How to explain this? Could it be that, in general, women are (true to gender stereotype) more concerned about family than men? Could it be that men are (true to stereotype) often more driven in their careers, and less concerned than women about other aspects of a normal life?
I ask not because I know the answers to these questions; I don’t.
Thank for your good questions, David. I believe the gender difference in opposition to intermarriage is due to a confluence of factors, namely generation, age, denomination and power. Younger female liberal rabbis in junior positions are more likely to understand that intermarriage can be an opportunity to draw Jews and their loved ones into the community. The Big Tent survey is best understood as a tool that suggests there is a statistically significant difference between male and female Conservative rabbis rather than a conclusive source. The social construction of gender in America supports your last contention. However it is not that women are more concerned about family than men or that men are more concerned about professional success than women; rather that there is a disparity in social currency about “women’s work” and “men’s work” that influences behavior.

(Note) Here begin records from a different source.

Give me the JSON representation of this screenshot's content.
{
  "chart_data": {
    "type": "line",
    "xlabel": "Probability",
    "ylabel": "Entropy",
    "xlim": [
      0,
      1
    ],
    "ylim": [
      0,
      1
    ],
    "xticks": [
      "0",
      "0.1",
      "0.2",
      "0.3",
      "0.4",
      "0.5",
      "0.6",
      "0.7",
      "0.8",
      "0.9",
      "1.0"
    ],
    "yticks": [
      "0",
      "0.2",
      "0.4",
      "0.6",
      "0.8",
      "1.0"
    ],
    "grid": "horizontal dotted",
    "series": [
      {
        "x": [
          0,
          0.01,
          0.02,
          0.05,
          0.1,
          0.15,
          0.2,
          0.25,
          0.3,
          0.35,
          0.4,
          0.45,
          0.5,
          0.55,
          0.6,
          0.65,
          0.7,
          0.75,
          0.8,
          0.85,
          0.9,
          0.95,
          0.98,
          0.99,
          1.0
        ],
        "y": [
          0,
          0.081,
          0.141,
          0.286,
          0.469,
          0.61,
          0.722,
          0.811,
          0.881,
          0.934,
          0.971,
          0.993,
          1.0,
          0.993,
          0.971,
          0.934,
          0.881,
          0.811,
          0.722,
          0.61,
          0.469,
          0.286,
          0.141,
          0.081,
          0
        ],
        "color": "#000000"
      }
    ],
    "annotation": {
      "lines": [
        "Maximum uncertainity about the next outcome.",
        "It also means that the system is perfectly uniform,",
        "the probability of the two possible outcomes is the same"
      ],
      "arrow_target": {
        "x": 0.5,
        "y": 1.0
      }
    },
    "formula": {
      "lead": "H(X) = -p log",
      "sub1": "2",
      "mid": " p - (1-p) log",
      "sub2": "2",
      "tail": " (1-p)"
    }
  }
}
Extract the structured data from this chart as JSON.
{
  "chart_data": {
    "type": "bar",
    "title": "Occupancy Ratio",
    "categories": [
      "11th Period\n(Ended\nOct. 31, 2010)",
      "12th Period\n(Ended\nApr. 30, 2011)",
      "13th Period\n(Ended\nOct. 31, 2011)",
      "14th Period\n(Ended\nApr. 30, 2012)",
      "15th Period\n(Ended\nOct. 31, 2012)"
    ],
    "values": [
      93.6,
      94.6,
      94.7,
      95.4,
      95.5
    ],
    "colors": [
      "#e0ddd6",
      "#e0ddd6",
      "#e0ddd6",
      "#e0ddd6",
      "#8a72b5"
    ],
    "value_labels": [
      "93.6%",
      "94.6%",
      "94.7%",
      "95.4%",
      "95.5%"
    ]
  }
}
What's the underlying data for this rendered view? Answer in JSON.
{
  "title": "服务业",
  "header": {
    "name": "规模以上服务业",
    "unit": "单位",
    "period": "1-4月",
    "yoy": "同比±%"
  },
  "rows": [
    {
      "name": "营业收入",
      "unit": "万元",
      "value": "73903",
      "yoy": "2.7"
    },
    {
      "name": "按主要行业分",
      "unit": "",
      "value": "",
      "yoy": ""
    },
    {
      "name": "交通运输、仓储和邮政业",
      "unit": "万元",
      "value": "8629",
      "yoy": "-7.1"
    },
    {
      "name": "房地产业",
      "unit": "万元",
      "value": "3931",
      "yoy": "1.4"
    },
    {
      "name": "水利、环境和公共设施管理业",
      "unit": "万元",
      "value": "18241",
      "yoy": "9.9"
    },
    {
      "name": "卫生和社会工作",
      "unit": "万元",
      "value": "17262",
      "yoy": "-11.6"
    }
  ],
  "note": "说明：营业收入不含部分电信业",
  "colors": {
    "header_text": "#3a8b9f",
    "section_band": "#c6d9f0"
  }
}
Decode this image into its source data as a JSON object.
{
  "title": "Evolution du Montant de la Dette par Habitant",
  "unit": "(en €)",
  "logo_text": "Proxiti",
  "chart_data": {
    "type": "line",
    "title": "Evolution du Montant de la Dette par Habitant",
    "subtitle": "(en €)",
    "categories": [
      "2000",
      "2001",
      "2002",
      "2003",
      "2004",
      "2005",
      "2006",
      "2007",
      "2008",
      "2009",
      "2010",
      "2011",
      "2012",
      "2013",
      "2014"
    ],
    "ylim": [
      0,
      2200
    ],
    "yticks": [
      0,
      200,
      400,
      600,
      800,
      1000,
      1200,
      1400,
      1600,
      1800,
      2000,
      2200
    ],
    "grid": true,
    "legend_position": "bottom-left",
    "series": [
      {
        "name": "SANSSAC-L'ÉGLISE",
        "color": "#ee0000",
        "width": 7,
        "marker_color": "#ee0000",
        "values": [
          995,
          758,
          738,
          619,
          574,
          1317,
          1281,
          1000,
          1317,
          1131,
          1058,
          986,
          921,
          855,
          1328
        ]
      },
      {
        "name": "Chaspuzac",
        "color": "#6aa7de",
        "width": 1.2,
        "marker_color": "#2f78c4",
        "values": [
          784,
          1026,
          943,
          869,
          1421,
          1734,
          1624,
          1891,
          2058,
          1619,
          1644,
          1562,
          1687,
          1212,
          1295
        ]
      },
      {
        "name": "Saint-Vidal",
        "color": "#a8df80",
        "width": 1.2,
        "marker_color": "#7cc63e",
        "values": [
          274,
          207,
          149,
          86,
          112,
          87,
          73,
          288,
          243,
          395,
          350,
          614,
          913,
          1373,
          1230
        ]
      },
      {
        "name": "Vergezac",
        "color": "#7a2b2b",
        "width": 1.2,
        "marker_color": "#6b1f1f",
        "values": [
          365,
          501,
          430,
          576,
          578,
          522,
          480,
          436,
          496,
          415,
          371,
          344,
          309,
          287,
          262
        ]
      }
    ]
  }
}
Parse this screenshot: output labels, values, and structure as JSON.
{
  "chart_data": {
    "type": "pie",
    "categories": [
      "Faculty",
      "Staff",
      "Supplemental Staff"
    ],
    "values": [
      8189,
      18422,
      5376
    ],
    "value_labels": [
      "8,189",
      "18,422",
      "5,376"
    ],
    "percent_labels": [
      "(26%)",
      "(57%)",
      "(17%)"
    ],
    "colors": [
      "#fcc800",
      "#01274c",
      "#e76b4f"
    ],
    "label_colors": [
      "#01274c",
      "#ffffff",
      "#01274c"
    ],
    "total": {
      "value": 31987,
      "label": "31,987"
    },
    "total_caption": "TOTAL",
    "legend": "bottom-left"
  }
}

When reading and studying the Torah, we see examples of intermarriage; Joseph married an Egyptian woman, Moses married a non-Jewish/ non-Israelite woman, yet, their children were Jewish.
On Friday night, many parents bless their sons to be as Ephraim and Manasheh, the sons of Joseph and his non-Jewish wife,
All throughout our history there are examples of intermarriage, often with the children and non-Jewish partner becoming “very Jewish” (whatever that means).. Let us continue to welcome the non-Jewish (at the time) person into our midst.
As a longtime Jewish early childhood educator, I am aware of many instances where the non-Jewish partner, through many positive experiences of their child in a Jewish preschool, either converted formally or began to incorporate Jewish experiences into the family’s life and routine.
Dear Rena Rotenberg,
Joseph, Ephraim, Manasheh, and Moses were all married
BEFORE the revelation of the Torah at Mount Sinai.
Therefore, who they married cannot be interpreted
as meaning that intermarriage is acceptable in our times.
The Jewish Bible contains several post-Sinai warnings
against intermarriage: Deuteronomy chapter 7,
Joshua chapter 23, Ezra chapter 10 and Malachi chapter 3.
The Talmud and Midrash also contain several quotes
that indicate the unacceptability of intermarriage.